Есть два ранних стихотворения Сирина, посвященных Достоевскому, сюжет которых посвящен, по сути дела, тому же самому: туннельному зрению Достоевского как художника и моралиста:
Садом шел Христос с учениками…
Меж кустов, на солнечном песке,
вытканном павлиньими глазками,
песий труп лежал невдалеке.
И резцы белели из-под черной
складки, и зловонным торжеством
смерти заглушен был ладан сладкий
теплых миртов, млеющих кругом.
Труп гниющий, трескаясь, раздулся,
полный склизких, слипшихся червей…
Иоанн, как дева, отвернулся,
сгорбленный поморщился Матфей…
Говорил апостолу апостол:
“Злой был пес, и смерть его нага,
мерзостна…”
Христос же молвил просто:
“Зубы у него — как жемчуга…”
Это вольное переложение стихов Гете из “Западно-восточного дивана”,
в свою очередь взятых у Низами, воспользовавшегося мусульманской легендой, приводимой в книге Т. Халиди “Мусульманский Иисус” (Изд. Гарвардского ун-та, 2001): “Иисус шел с учениками мимо трупа собаки. Ученики сказали: └Как мерзка его вонь!“ Иисус сказал: └Как белы его зубы!“ Это он сказал, чтобы дать им урок, а именно: воспретить злословие”.

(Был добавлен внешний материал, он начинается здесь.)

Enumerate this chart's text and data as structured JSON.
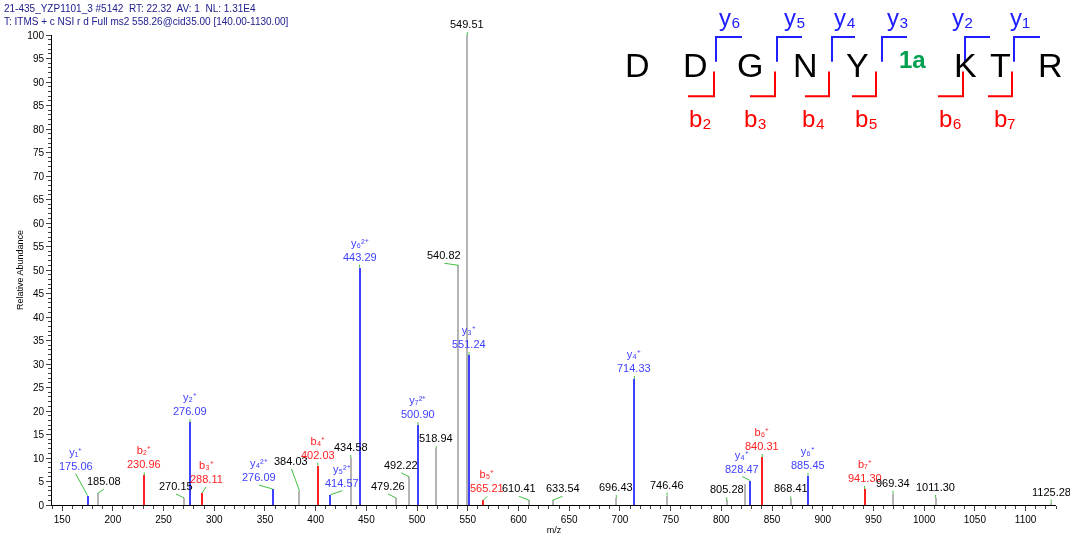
{
  "chart_data": {
    "type": "bar",
    "title": "21-435_YZP1101_3 #5142  RT: 22.32  AV: 1  NL: 1.31E4",
    "subtitle": "T: ITMS + c NSI r d Full ms2 558.26@cid35.00 [140.00-1130.00]",
    "xlabel": "m/z",
    "ylabel": "Relative Abundance",
    "xlim": [
      140,
      1130
    ],
    "xticks": [
      150,
      200,
      250,
      300,
      350,
      400,
      450,
      500,
      550,
      600,
      650,
      700,
      750,
      800,
      850,
      900,
      950,
      1000,
      1050,
      1100
    ],
    "ylim": [
      0,
      100
    ],
    "yticks": [
      0,
      5,
      10,
      15,
      20,
      25,
      30,
      35,
      40,
      45,
      50,
      55,
      60,
      65,
      70,
      75,
      80,
      85,
      90,
      95,
      100
    ],
    "series": [
      {
        "color": "#b4b4b4",
        "x": [
          185.08,
          270.15,
          384.03,
          434.58,
          479.26,
          492.22,
          518.94,
          540.82,
          549.51,
          610.41,
          633.54,
          696.43,
          746.46,
          805.28,
          823,
          868.41,
          969.34,
          1011.3,
          1125.28
        ],
        "values": [
          2.5,
          1.5,
          3,
          10,
          1.5,
          6,
          12.1,
          51,
          100,
          1,
          1,
          1.5,
          2,
          1,
          4.5,
          1.2,
          2.4,
          1.5,
          0.5
        ]
      },
      {
        "color": "#4040ff",
        "x": [
          175.06,
          276.09,
          357.7,
          414.57,
          443.29,
          500.9,
          551.24,
          714.33,
          828.47,
          885.45
        ],
        "values": [
          2,
          17.6,
          3.4,
          2.2,
          50.5,
          17,
          31.9,
          26.8,
          5.2,
          6.2
        ]
      },
      {
        "color": "#ff2020",
        "x": [
          230.96,
          288.11,
          402.03,
          565.21,
          840.31,
          941.3
        ],
        "values": [
          6.3,
          2.6,
          8.4,
          1,
          10.2,
          3.4
        ]
      }
    ],
    "annotations": [
      {
        "text": "y₁⁺\n175.06",
        "x": 175.06,
        "y": 2
      },
      {
        "text": "185.08",
        "x": 185.08,
        "y": 2.5
      },
      {
        "text": "b₂⁺\n230.96",
        "x": 230.96,
        "y": 6.3
      },
      {
        "text": "270.15",
        "x": 270.15,
        "y": 1.5
      },
      {
        "text": "y₂⁺\n276.09",
        "x": 276.09,
        "y": 17.6
      },
      {
        "text": "b₃⁺\n288.11",
        "x": 288.11,
        "y": 2.6
      },
      {
        "text": "y₄²⁺\n276.09",
        "x": 357.7,
        "y": 3.4
      },
      {
        "text": "384.03",
        "x": 384.03,
        "y": 3
      },
      {
        "text": "b₄⁺\n402.03",
        "x": 402.03,
        "y": 8.4
      },
      {
        "text": "y₅²⁺\n414.57",
        "x": 414.57,
        "y": 2.2
      },
      {
        "text": "434.58",
        "x": 434.58,
        "y": 10
      },
      {
        "text": "y₆²⁺\n443.29",
        "x": 443.29,
        "y": 50.5
      },
      {
        "text": "479.26",
        "x": 479.26,
        "y": 1.5
      },
      {
        "text": "492.22",
        "x": 492.22,
        "y": 6
      },
      {
        "text": "y₇²⁺\n500.90",
        "x": 500.9,
        "y": 17
      },
      {
        "text": "518.94",
        "x": 518.94,
        "y": 12.1
      },
      {
        "text": "540.82",
        "x": 540.82,
        "y": 51
      },
      {
        "text": "549.51",
        "x": 549.51,
        "y": 100
      },
      {
        "text": "y₃⁺\n551.24",
        "x": 551.24,
        "y": 31.9
      },
      {
        "text": "b₅⁺\n565.21",
        "x": 565.21,
        "y": 1
      },
      {
        "text": "610.41",
        "x": 610.41,
        "y": 1
      },
      {
        "text": "633.54",
        "x": 633.54,
        "y": 1
      },
      {
        "text": "696.43",
        "x": 696.43,
        "y": 1.5
      },
      {
        "text": "y₄⁺\n714.33",
        "x": 714.33,
        "y": 26.8
      },
      {
        "text": "746.46",
        "x": 746.46,
        "y": 2
      },
      {
        "text": "805.28",
        "x": 805.28,
        "y": 1
      },
      {
        "text": "y₄⁺\n828.47",
        "x": 828.47,
        "y": 5.2
      },
      {
        "text": "b₆⁺\n840.31",
        "x": 840.31,
        "y": 10.2
      },
      {
        "text": "868.41",
        "x": 868.41,
        "y": 1.2
      },
      {
        "text": "y₆⁺\n885.45",
        "x": 885.45,
        "y": 6.2
      },
      {
        "text": "b₇⁺\n941.30",
        "x": 941.3,
        "y": 3.4
      },
      {
        "text": "969.34",
        "x": 969.34,
        "y": 2.4
      },
      {
        "text": "1011.30",
        "x": 1011.3,
        "y": 1.5
      },
      {
        "text": "1125.28",
        "x": 1125.28,
        "y": 0.5
      },
      "D",
      "D",
      "G",
      "N",
      "Y",
      "1a",
      "K",
      "T",
      "R",
      "y₆",
      "y₅",
      "y₄",
      "y₃",
      "y₂",
      "y₁",
      "b₂",
      "b₃",
      "b₄",
      "b₅",
      "b₆",
      "b₇"
    ]
  }
}
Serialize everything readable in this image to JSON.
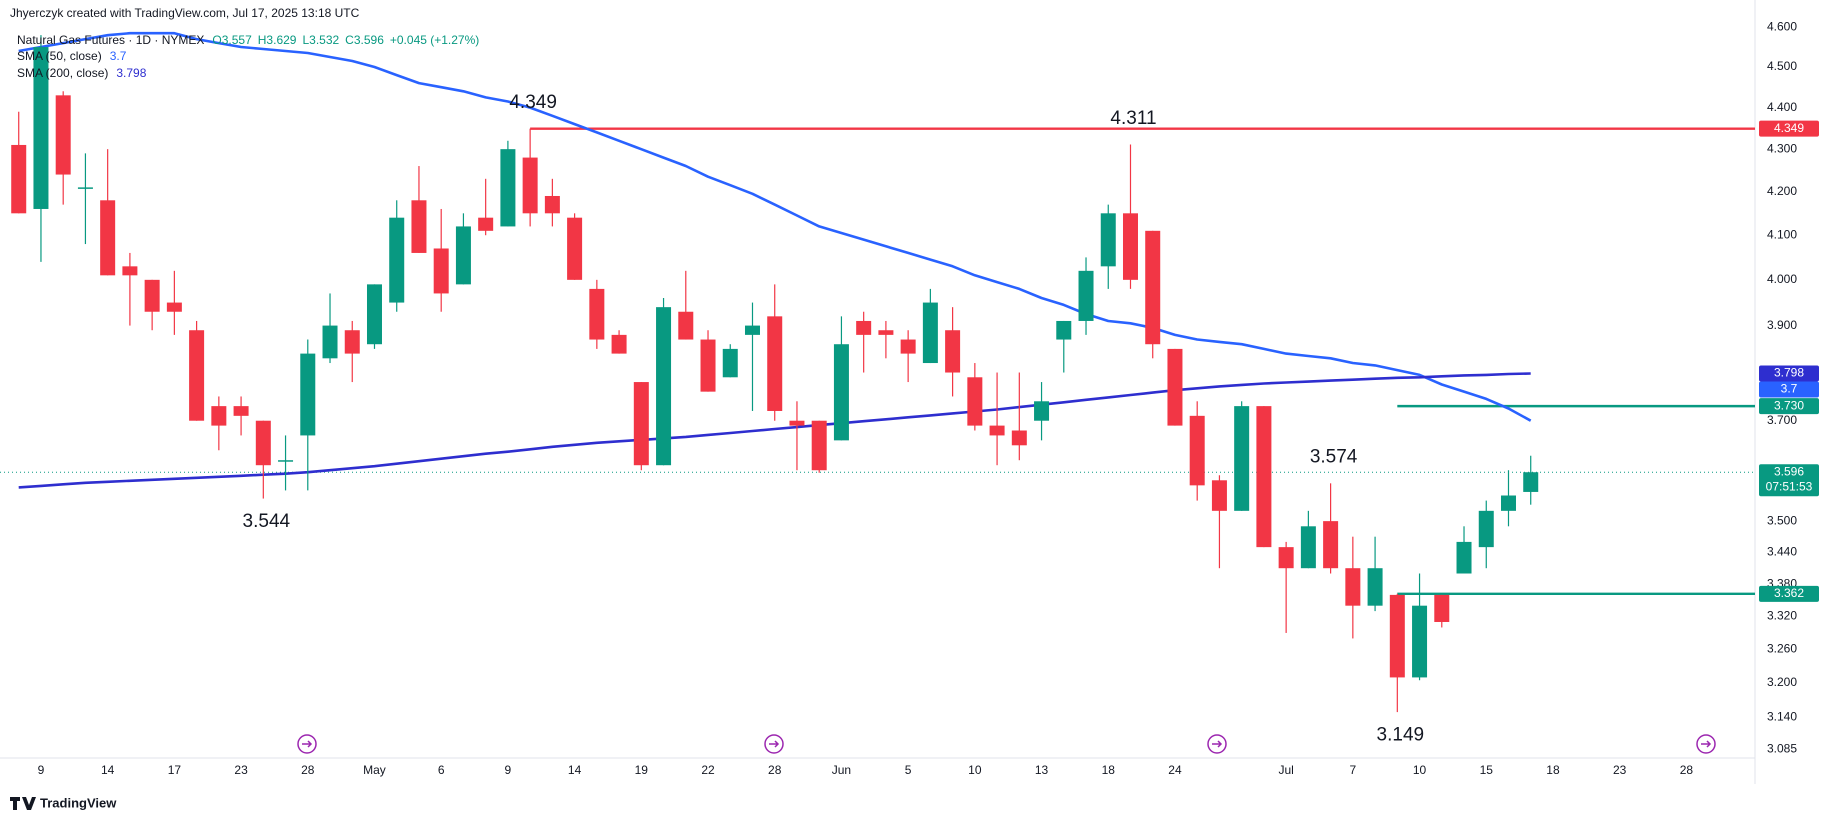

Один литературовед решил, что под видом пса Сирин изобразил Достоевского. Но о русских писателях говорили “Собаке — собачья смерть” русские императоры, а не другие русские писатели. Смысл стихов о псе ясен из концовки другого стихотворения Сирина о Достоевском:
Тоскуя в мире, как в аду,
уродлив, судорожно-светел,
в своем пророческом бреду
он век наш бедственный наметил.
Услыша вопль его ночной,
подумал Бог: ужель возможно,
что все дарованное Мной
так страшно было бы и сложно?
Хороша даже смерть, и зубы пса напоминают о жемчужной душе, а не
о Смердякове и о запахе Зосимы. Страшно туннельное мировоззрение. “Широк русский человек, я бы сузил”, это говорит Митя Карамазов, но борьба узости
и широты амбивалентна в сюжетах Достоевского, а не в его взгляде на мир, намеренно суженном.
У него есть одна тема, главная тема, завещанная им России, это так называемая “русская идея”, тема русского мессианизма. Масарик в известной книге “Дух России” написал об этой идее: “Она не принесла добрых плодов, и шовинизм Достоевского остается только проявлением слабости”.
Если принесет, можно будет перестать бояться туннельного зрения. Кто знает? Имение, в котором умер Владимир Соловьев, называлось “Узкое”.